An adaptive filter bank based neural network approach for time delay estimation and speech enhancement
Lu Ma
TL;DR
This work addresses time delay estimation (TDE) in adaptive-filter-based acoustic echo cancellation (AEC) by introducing an adaptive filter bank neural network (ADF-NN) that estimates delay via $M$ filters of length $N$ with overlap $L$, producing $M\times N$ block-energy features classified to yield the delay. The estimated delay guides a residual-echo suppression pipeline employing a neural network, followed by robust denoising with the OMLSA algorithm and a spectrum-smoothed automatic gain control (AGC). Experimental results on AEC Challenge 2021 data show superior TDE accuracy and increased PESQ scores compared with WebRTC baselines, while keeping model size compact; the combination of NN-based residual suppression and OMLS A post-processing reduces distortion and improves stability, aided by sigmoid-based gain smoothing to mitigate spectral discontinuities. The approach is designed to be open-source friendly, enabling reproducible implementation and practical deployment in real-world AEC systems.
Abstract
Time delay estimation (TDE) plays a key role in acoustic echo cancellation (AEC) using adaptive filter method. Considerable residual echo will be left if estimation error arises. Here, in this paper, we proposed an adaptive filter bank based neural network approach where the delay is estimated by a bank of adaptive filters with overlapped time scope, and all the energy of filter weights are concatenated and feed to a classification network.

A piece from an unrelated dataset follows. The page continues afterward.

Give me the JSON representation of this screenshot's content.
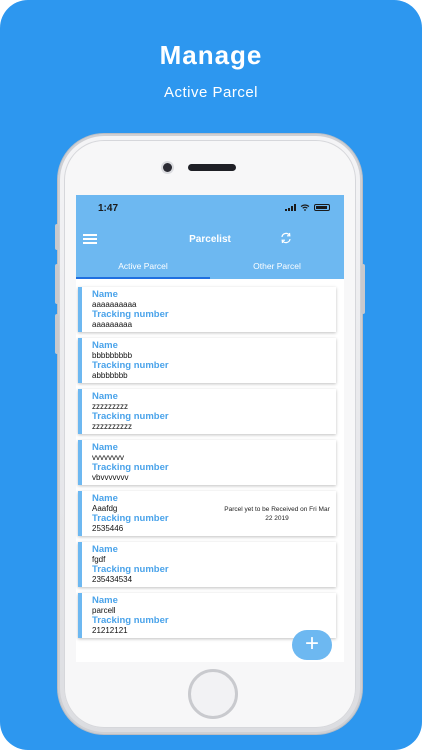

The index with maximal probability is chosen as the estimated delay. Based on this TDE, an AEC scheme is designed using a neural network for residual echo and noise suppression, and the optimally-modified log-spectral amplitude (OMLSA) algorithm is adopted to make it robust. Also, a robust automatic gain control (AGC) scheme with spectrum smoothing method is designed to amplify speech segments. Performance evaluations reveal that higher performance can be achieved for our scheme.